When requested by WIRED senior author Lauren Goode if the tech business is in an AI bubble, her response was “emphatically, from my perspective, no.” The AI business goes to want scores of chips from corporations like AMD, and fears of such a bubble, Su mentioned, are “considerably overstated.”
Which may sound daring, however boldness is Su’s entire deal. Since she turned AMD’s CEO in 2014, she has elevated the corporate’s market cap from $2 billion to $300 billion. Now, Su is betting huge on the necessity for rather more computing energy for AI, and the info facilities wanted to offer that.
Nonetheless, there are many hurdles forward for AMD. One is all of these knowledge facilities being constructed, and one other is getting its chips out into the fingers of as many shoppers as attainable. Throughout the dialogue, Goode requested the AMD CEO about promoting chips to China. She confirmed that AMD can pay a 15 % tax instituted by the Trump administration on MI308 chips it plans to renew transport to China. The US authorities beforehand halted gross sales of the chips to China, however then started reviewing purposes once more over the summer season. AMD mentioned earlier this yr that US export restrictions on the MI308 chips would value the corporate roughly $800 million.

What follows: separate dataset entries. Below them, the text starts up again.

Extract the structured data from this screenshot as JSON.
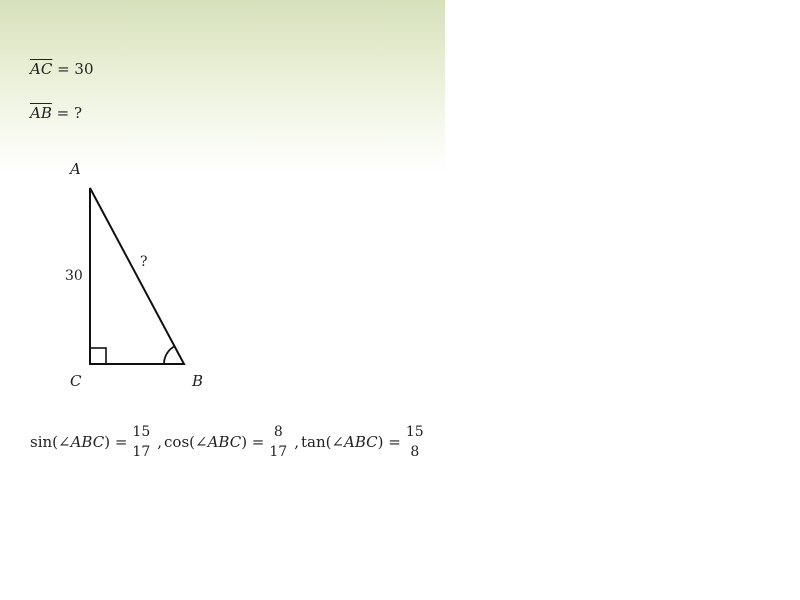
{
  "given": {
    "ac_segment": "AC",
    "ac_relation": "= 30",
    "ab_segment": "AB",
    "ab_relation": "= ?"
  },
  "triangle": {
    "vertex_a": "A",
    "vertex_b": "B",
    "vertex_c": "C",
    "side_ac_label": "30",
    "hypotenuse_label": "?"
  },
  "ratios": {
    "sin": {
      "prefix": "sin(",
      "angle": "∠ABC",
      "suffix": ") =",
      "numerator": "15",
      "denominator": "17"
    },
    "cos": {
      "prefix": "cos(",
      "angle": "∠ABC",
      "suffix": ") =",
      "numerator": "8",
      "denominator": "17"
    },
    "tan": {
      "prefix": "tan(",
      "angle": "∠ABC",
      "suffix": ") =",
      "numerator": "15",
      "denominator": "8"
    },
    "separator": ","
  },
  "colors": {
    "panel_top": "#d6e0bb",
    "ink": "#222222"
  }
}
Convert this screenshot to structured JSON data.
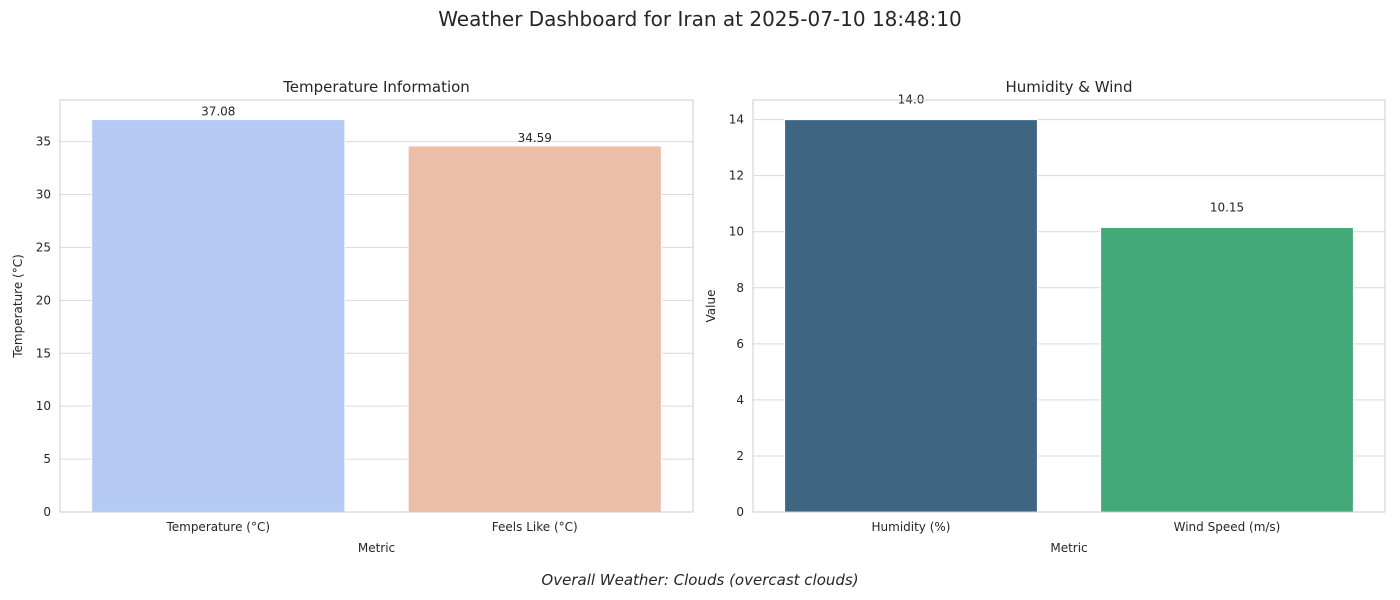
{
  "suptitle": "Weather Dashboard for Iran at 2025-07-10 18:48:10",
  "footnote": "Overall Weather: Clouds (overcast clouds)",
  "chart_data": [
    {
      "type": "bar",
      "title": "Temperature Information",
      "xlabel": "Metric",
      "ylabel": "Temperature (°C)",
      "categories": [
        "Temperature (°C)",
        "Feels Like (°C)"
      ],
      "values": [
        37.08,
        34.59
      ],
      "value_labels": [
        "37.08",
        "34.59"
      ],
      "colors": [
        "#b4c9f4",
        "#ecbda8"
      ],
      "ylim": [
        0,
        38.93
      ],
      "yticks": [
        0,
        5,
        10,
        15,
        20,
        25,
        30,
        35
      ],
      "ytick_labels": [
        "0",
        "5",
        "10",
        "15",
        "20",
        "25",
        "30",
        "35"
      ],
      "grid": "horizontal"
    },
    {
      "type": "bar",
      "title": "Humidity & Wind",
      "xlabel": "Metric",
      "ylabel": "Value",
      "categories": [
        "Humidity (%)",
        "Wind Speed (m/s)"
      ],
      "values": [
        14.0,
        10.15
      ],
      "value_labels": [
        "14.0",
        "10.15"
      ],
      "colors": [
        "#3e6682",
        "#44a878"
      ],
      "ylim": [
        0,
        14.7
      ],
      "yticks": [
        0,
        2,
        4,
        6,
        8,
        10,
        12,
        14
      ],
      "ytick_labels": [
        "0",
        "2",
        "4",
        "6",
        "8",
        "10",
        "12",
        "14"
      ],
      "grid": "horizontal"
    }
  ]
}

Earlier this yr, AMD made an enormous deal with OpenAI, below which the AI firm will deploy 6 gigawatts of AMD’s Intuition GPUs over the course of a number of years. As a part of the deal, AMD agreed to permit OpenAI to purchase 160 million shares of the corporate’s inventory for a penny per share. successfully giving it a ten % stake within the firm. The primary gigawatt deployment is about to roll out within the second half of subsequent yr.
It’s one among a number of huge bets AMD is making on AI knowledge facilities to energy synthetic intelligence. What Su mentioned she’s not apprehensive about is competitors from Nvidia, and even Google or Amazon, each of which have their very own chip-making plans. “After I have a look at the panorama, what retains me up at night time is ‘How will we transfer quicker in relation to innovation?’” Su mentioned.
Su believes that AI continues to be in its infancy and her firm must be prepared to offer chips for the long run. “Nearly as good because the fashions are in the present day,” she says, “the subsequent one might be higher.” There’s big potential in AI, and “there’s not a motive to not preserve pushing that expertise” into the long run.